Perhaps, that’s the key issue with Black excellence. It’s always pursuing the vanity of the “First Black” to do anything. It transforms personal achievements into “already trodden paths”. Even achievements like a college degree have become trivialized next to the expected greatnesses set to follow it.
Post-college depression is a concept that has joined the narrative as the talks of college loan debt holds its place among the top topics in the 2020 presidential election. However, what is ignored in this discussion is the adversity faced by African-American graduates.
In 2017, the Washington Post featured writer, Rochaun Meadows-Fernandez, in their Health & Science discussion where she analyzed Post-College depression. In her analysis of this on-coming of sadness she suffered just a week after graduating in 2014, she launches into an analysis of how a lack of achievement afflicted her mental health.
“The activist identity and experience I’d developed in college…came to a crashing end when I found myself working long days as an insurance claims adjuster, a job I jumped at when it was offered because I was worried I might find nothing else,” Meadows-Fernandez writes.
“I’d hoped to find a position at a nonprofit that would allow me to make a difference, but there was a shortage of public service jobs in my area.
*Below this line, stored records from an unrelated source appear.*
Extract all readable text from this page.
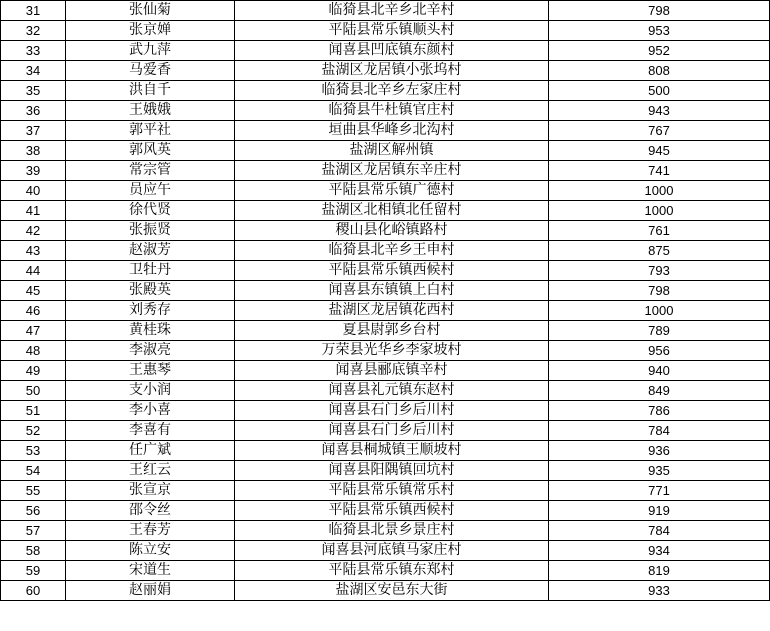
31	张仙菊	临猗县北辛乡北辛村	798
32	张京婵	平陆县常乐镇顺头村	953
33	武九萍	闻喜县凹底镇东颜村	952
34	马爱香	盐湖区龙居镇小张坞村	808
35	洪自千	临猗县北辛乡左家庄村	500
36	王娥娥	临猗县牛杜镇官庄村	943
37	郭平社	垣曲县华峰乡北沟村	767
38	郭风英	盐湖区解州镇	945
39	常宗管	盐湖区龙居镇东辛庄村	741
40	员应午	平陆县常乐镇广德村	1000
41	徐代贤	盐湖区北相镇北任留村	1000
42	张振贤	稷山县化峪镇路村	761
43	赵淑芳	临猗县北辛乡王申村	875
44	卫牡丹	平陆县常乐镇西候村	793
45	张殿英	闻喜县东镇镇上白村	798
46	刘秀存	盐湖区龙居镇花西村	1000
47	黄桂珠	夏县尉郭乡台村	789
48	李淑亮	万荣县光华乡李家坡村	956
49	王惠琴	闻喜县郦底镇辛村	940
50	支小润	闻喜县礼元镇东赵村	849
51	李小喜	闻喜县石门乡后川村	786
52	李喜有	闻喜县石门乡后川村	784
53	任广斌	闻喜县桐城镇王顺坡村	936
54	王红云	闻喜县阳隅镇回坑村	935
55	张宣京	平陆县常乐镇常乐村	771
56	邵令丝	平陆县常乐镇西候村	919
57	王春芳	临猗县北景乡景庄村	784
58	陈立安	闻喜县河底镇马家庄村	934
59	宋道生	平陆县常乐镇东郑村	819
60	赵丽娟	盐湖区安邑东大街	933
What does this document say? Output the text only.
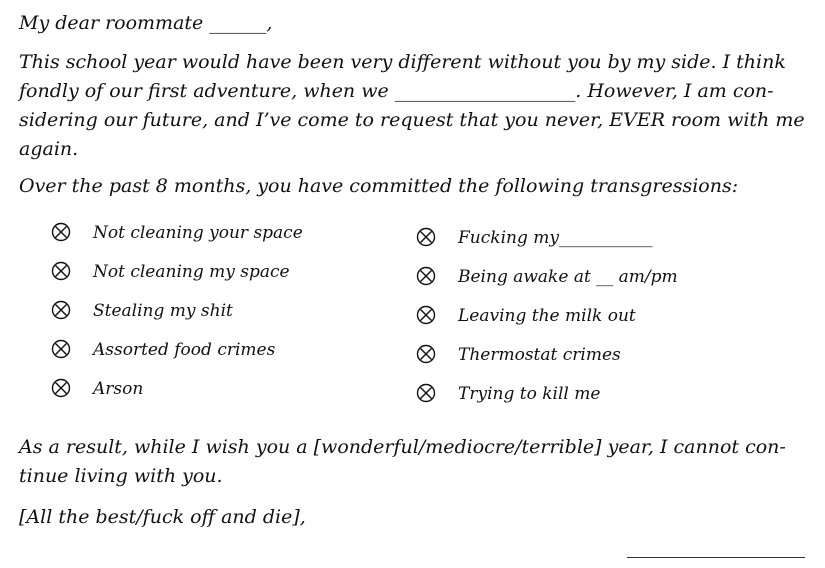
My dear roommate ______,
This school year would have been very different without you by my side. I think
fondly of our first adventure, when we ___________________. However, I am con-
sidering our future, and I’ve come to request that you never, EVER room with me
again.
Over the past 8 months, you have committed the following transgressions:
Not cleaning your space
Not cleaning my space
Stealing my shit
Assorted food crimes
Arson
Fucking my___________
Being awake at __ am/pm
Leaving the milk out
Thermostat crimes
Trying to kill me
As a result, while I wish you a [wonderful/mediocre/terrible] year, I cannot con-
tinue living with you.
[All the best/fuck off and die],
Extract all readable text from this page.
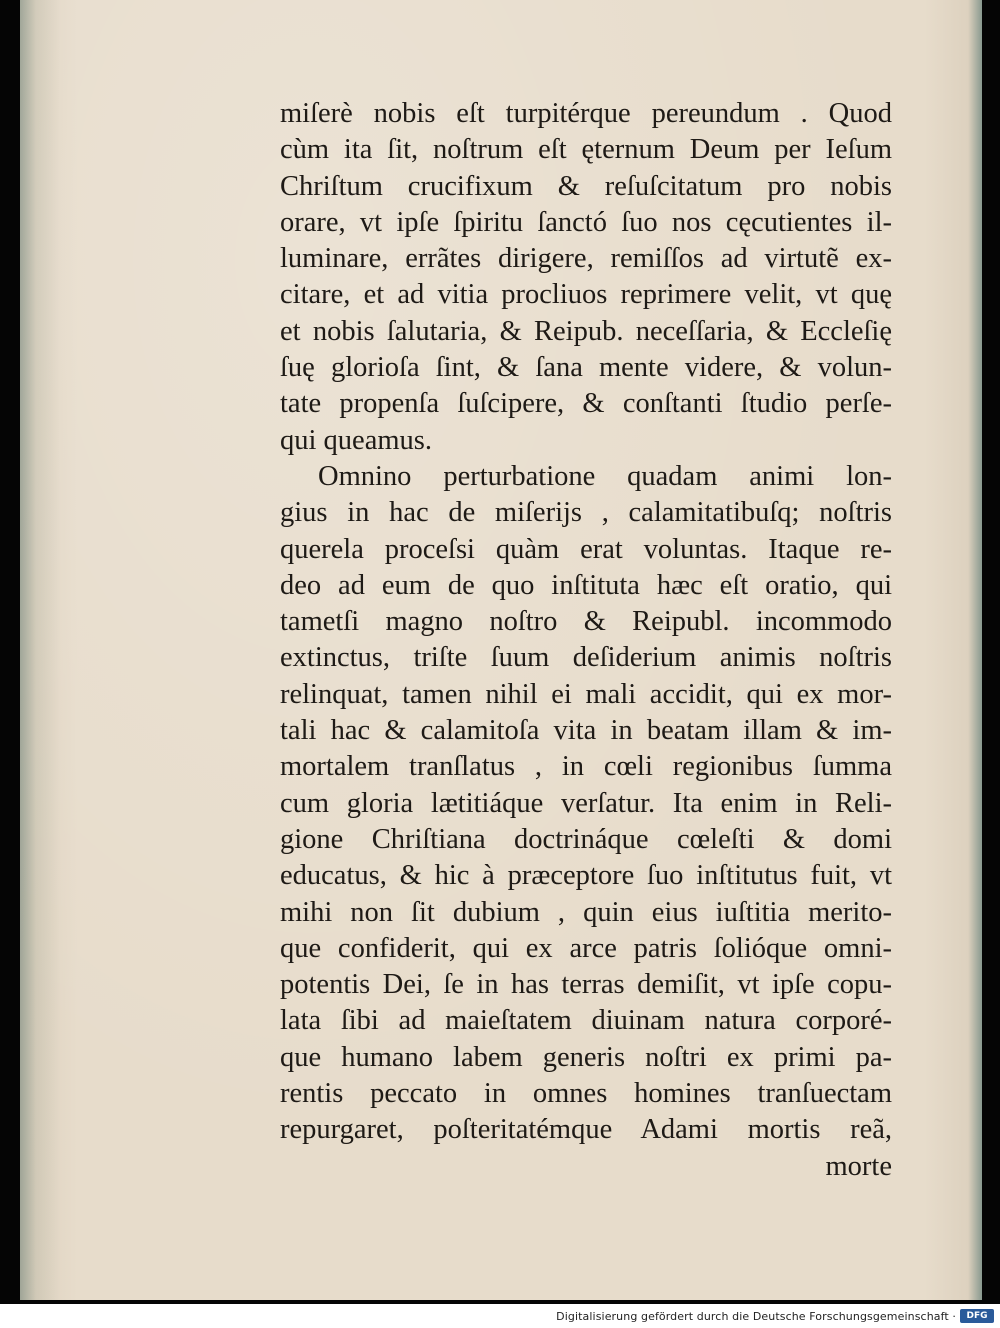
miſerè nobis eſt turpitérque pereundum . Quod
cùm ita ſit, noſtrum eſt ęternum Deum per Ieſum
Chriſtum crucifixum & reſuſcitatum pro nobis
orare, vt ipſe ſpiritu ſanctó ſuo nos cęcutientes il-
luminare, errãtes dirigere, remiſſos ad virtutẽ ex-
citare, et ad vitia procliuos reprimere velit, vt quę
et nobis ſalutaria, & Reipub. neceſſaria, & Eccleſię
ſuę glorioſa ſint, & ſana mente videre, & volun-
tate propenſa ſuſcipere, & conſtanti ſtudio perſe-
qui queamus.
Omnino perturbatione quadam animi lon-
gius in hac de miſerijs , calamitatibuſq; noſtris
querela proceſsi quàm erat voluntas. Itaque re-
deo ad eum de quo inſtituta hæc eſt oratio, qui
tametſi magno noſtro & Reipubl. incommodo
extinctus, triſte ſuum deſiderium animis noſtris
relinquat, tamen nihil ei mali accidit, qui ex mor-
tali hac & calamitoſa vita in beatam illam & im-
mortalem tranſlatus , in cœli regionibus ſumma
cum gloria lætitiáque verſatur. Ita enim in Reli-
gione Chriſtiana doctrináque cœleſti & domi
educatus, & hic à præceptore ſuo inſtitutus fuit, vt
mihi non ſit dubium , quin eius iuſtitia merito-
que confiderit, qui ex arce patris ſolióque omni-
potentis Dei, ſe in has terras demiſit, vt ipſe copu-
lata ſibi ad maieſtatem diuinam natura corporé-
que humano labem generis noſtri ex primi pa-
rentis peccato in omnes homines tranſuectam
repurgaret, poſteritatémque Adami mortis reã,
morte
Digitalisierung gefördert durch die Deutsche Forschungsgemeinschaft ·	DFG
I had applied for county and state positions… but it can take months to have your application acknowledged… I felt immense pressure to find a job that was somehow related to the psychology degree I’d gotten in college; I wanted to take a first step in my career and start my life.”
Of course, popular media such as the Read, Dear White People and GROWN-ISH often frame the after-college pathway to this Black excellence as what we might hope: the obtainment of some sense of wonder or prestige – that hard work and intelligent choices can reap the golden standard, but what we often fail to accept about fiction is the fantasy.
Life is so much harder and rife with so many other obstacles to that gilded stage of “excellence” than 30 minutes within a plot written for you to win without obstacle, distress or the infamous rejection of the “overqualified” Black youths currently endure in real life.
It’s all a part of the intergenerational obligation. The cultural drive to excel over your whiter cohorts supports a claim that there is no room for “mediocrity”. This sentiment became a topic of conversation, particularly after the passing of prolific writer, academic and voice, Toni Morrison, as expressed by writers such as Jason Reynolds, a New York Times Best-Selling Author.
There is always a fear that “failing up” will become the normative that destroys our community, but in a world where our mightiest icons such as Beyoncé, are recorded destroying themselves to live up to this idea of excellence, there might not be any other choice.
In a world where we are teaching ourselves to value Black lives, minds and alternative pathways towards achieving and loving your Blackness, there should be no speak of such a critical sacrifice of your self-value for the sake of something that cannot sustain you: not in a way that will keep you happy beyond a moment.
It’s necessary for a Black community that’s proud of itself, and loves itself, to be okay with doing its own very best – rather than the best of the community.